Marc gave in and kissed him, grateful for Wolf’s warmth, for the secure yoke of his arms around him. No one but Wolf ever was privy to Marc’s uncertainty, and the man never flinched at it. He was as solid and stable as one of his great anvils, and though he sometimes proved just as immovable, Marc needed the grounding his husband gave him. He set his forehead against Wolf’s.

“Thank you.”

Wolf rubbed a hand up his back. “If you have to stew, this is a nice spot to do so.”

Marc looked out over the seemingly endless expanse of mountains. “Do you miss the ocean?”

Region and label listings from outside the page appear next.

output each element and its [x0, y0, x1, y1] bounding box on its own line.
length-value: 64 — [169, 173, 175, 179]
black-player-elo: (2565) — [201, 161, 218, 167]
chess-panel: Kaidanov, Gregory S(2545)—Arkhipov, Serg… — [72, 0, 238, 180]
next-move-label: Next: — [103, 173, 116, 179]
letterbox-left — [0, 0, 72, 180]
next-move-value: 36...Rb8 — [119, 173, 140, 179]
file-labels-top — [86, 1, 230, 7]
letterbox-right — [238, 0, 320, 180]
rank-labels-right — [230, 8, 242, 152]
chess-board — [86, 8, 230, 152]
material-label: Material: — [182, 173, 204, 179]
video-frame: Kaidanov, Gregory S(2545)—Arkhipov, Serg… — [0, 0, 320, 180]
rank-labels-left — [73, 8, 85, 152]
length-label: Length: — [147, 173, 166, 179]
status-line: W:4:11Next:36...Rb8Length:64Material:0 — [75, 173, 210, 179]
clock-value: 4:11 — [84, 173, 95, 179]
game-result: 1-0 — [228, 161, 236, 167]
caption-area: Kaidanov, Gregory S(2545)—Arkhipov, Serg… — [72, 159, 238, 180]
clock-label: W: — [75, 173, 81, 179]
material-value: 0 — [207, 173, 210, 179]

Wolf considered that. “Some days, I squint and pretend these ranges are the sea.” His gaze swept over them, thoughtful and somewhat distant. Then he blinked, shuttering any longing his eyes might have betrayed, and gave Marc a reassuring smile. “Then I remember they’re mountains, which I’d never seen before coming here, and I’m glad to have gotten to know them. This spot just here reminds me of our blackberry hill.”

That had been a rise overlooking the Roman garrison near which they’d grown up. There had been a rock outcrop there too, with an overhang that provided just enough shelter for two boys. “All it needs is some berry brambles.”

“And some summer weather,” Wolf said fondly. “Are you chilled?”

He was, he realized.

“Come, let’s head down to our hearth,” Wolf said. “Britte will have supper soon.”

Marc stood, shaking out the stiffness in his joints, and followed Wolf down the path.